Are Black Holes as Simple as They Used to Be?

Dr. Mike Nowak (host Krawczynski), MIT
September 29, 2017 at 2:30 pm
241 Compton
Event Description 

Astrophysical black holes are in some ways the simplest object in Nature, being described by only two quantities: mass and spin. A primary goal of astrophysical research into these objects has been to measure their mass and spin, and then further determine if we see the associated "exotic" effects of the warping of space time predicted by General Relativity. Our prime tool for such studies is the X-ray emission from accreting material surrounding these objects, especially in X-ray binaries. The original theoretical conception of X-ray emission from X-ray binaries was that of a rather simple quietly accreting, thermal, thin disk. This picture has been replaced with an enormously more complicated beast: a violently turbulent MHD disk (which may or may not be truncated at radii greater than the innermost marginally stable orbit predicted by General Relativity), a hot corona (which may or may not be efficiently radiating away its thermal energy), a jet (which may or may not contribute to the X-ray), an outer disk that might have both warps and winds, an incoming accretion stream, etc.

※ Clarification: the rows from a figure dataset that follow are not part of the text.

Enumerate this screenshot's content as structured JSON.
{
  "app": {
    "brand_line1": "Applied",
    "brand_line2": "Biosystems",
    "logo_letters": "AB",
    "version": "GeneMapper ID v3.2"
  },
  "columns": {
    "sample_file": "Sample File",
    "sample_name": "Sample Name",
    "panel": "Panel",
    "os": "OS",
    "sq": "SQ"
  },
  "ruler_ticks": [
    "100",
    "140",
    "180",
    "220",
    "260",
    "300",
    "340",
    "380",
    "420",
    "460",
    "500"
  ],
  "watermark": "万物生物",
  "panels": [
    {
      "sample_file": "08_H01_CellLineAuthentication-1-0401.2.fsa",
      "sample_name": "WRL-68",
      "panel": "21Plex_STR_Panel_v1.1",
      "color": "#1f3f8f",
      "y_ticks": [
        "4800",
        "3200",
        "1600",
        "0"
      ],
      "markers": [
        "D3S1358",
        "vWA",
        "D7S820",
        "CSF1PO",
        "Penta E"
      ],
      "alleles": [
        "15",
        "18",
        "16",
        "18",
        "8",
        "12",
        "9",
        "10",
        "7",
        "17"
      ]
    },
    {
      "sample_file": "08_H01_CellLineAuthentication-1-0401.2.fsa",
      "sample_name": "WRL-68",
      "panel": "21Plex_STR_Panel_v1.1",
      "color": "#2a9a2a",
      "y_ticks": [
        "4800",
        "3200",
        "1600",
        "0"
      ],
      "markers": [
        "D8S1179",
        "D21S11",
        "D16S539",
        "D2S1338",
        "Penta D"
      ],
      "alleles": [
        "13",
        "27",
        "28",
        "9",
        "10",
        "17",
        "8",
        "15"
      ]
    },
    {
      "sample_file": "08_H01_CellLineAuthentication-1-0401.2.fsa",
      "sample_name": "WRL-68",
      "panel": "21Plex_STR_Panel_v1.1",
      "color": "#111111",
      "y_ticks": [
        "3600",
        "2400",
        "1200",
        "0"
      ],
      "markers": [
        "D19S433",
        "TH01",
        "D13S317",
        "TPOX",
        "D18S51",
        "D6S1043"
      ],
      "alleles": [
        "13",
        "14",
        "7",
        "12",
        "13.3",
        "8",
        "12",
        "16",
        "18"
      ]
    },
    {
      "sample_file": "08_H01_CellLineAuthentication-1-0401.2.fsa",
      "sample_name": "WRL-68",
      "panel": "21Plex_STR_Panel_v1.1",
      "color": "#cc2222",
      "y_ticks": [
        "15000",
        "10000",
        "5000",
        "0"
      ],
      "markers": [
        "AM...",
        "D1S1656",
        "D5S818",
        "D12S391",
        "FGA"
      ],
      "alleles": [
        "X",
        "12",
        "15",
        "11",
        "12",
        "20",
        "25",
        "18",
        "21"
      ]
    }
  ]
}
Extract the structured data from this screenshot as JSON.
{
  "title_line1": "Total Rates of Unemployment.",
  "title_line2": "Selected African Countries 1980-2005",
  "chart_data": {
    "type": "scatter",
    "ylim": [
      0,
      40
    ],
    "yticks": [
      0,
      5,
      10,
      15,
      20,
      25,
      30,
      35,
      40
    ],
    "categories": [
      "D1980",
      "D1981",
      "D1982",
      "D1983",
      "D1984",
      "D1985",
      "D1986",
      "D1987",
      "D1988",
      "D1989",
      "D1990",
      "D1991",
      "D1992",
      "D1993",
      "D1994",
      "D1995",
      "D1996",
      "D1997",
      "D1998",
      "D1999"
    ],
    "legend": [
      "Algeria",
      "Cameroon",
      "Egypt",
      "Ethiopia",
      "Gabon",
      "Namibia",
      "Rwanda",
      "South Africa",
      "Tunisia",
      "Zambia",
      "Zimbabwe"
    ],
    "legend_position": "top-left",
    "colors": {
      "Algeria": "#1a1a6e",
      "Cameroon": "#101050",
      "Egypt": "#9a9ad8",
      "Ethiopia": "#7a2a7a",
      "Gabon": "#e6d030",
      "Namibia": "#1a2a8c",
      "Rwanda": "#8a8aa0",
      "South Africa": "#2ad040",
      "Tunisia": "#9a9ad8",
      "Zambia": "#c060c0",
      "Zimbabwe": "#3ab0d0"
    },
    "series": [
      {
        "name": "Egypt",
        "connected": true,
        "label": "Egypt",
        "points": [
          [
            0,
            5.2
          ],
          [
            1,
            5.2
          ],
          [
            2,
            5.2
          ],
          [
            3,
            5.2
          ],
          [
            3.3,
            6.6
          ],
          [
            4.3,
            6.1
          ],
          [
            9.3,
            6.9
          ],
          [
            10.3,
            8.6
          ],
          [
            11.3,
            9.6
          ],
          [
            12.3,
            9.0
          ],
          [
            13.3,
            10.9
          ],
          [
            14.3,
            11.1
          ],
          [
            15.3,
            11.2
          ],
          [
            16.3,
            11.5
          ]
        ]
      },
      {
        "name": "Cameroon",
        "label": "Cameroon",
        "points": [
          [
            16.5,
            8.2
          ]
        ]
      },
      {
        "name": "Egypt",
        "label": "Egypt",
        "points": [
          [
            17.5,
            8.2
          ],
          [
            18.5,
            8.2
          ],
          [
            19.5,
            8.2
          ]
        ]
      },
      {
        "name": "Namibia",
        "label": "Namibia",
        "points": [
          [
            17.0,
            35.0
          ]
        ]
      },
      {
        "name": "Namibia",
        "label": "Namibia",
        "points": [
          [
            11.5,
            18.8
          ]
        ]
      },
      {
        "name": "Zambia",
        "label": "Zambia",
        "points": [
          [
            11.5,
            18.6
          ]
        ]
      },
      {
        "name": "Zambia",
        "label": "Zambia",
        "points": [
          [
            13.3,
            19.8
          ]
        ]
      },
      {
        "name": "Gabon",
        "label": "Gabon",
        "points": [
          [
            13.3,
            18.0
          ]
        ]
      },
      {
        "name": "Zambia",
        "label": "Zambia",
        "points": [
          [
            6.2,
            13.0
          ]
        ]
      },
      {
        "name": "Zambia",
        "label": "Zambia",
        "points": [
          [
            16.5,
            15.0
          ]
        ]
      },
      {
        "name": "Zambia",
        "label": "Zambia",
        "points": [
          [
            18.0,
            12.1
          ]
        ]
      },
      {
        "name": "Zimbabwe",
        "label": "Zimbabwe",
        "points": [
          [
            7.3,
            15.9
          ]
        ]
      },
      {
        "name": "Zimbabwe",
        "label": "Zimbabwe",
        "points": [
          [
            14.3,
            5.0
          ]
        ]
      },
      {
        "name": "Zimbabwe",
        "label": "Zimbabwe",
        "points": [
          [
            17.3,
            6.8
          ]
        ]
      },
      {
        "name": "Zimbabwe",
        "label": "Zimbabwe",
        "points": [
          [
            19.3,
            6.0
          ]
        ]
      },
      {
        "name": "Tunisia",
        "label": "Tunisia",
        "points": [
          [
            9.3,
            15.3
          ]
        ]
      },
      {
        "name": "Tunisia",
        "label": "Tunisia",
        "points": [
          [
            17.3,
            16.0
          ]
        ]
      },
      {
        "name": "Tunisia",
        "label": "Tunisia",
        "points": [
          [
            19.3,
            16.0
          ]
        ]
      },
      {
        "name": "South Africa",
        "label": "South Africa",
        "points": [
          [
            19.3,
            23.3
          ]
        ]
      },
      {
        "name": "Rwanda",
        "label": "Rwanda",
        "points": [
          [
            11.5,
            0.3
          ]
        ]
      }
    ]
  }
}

The presence and form of each of these components rely upon many different factors, and we have strong observational evidence for all of them. However, underlying all of these complications seems to be rather simple behavior which surprisingly agrees with some of our basic, original models. If true, this allows us to describe our observations with the predictions of General Relativity, and measure such quantities as black hole spin. In this talk I will describe both historical and recent observations of black hole systems using X-ray satellites. I will present the simple, historical models, describe the astrophysical complications that we must consider with modern observations, but then describe how many of the simplest ideas surprisingly seem to be borne out in real astrophysical black hole systems.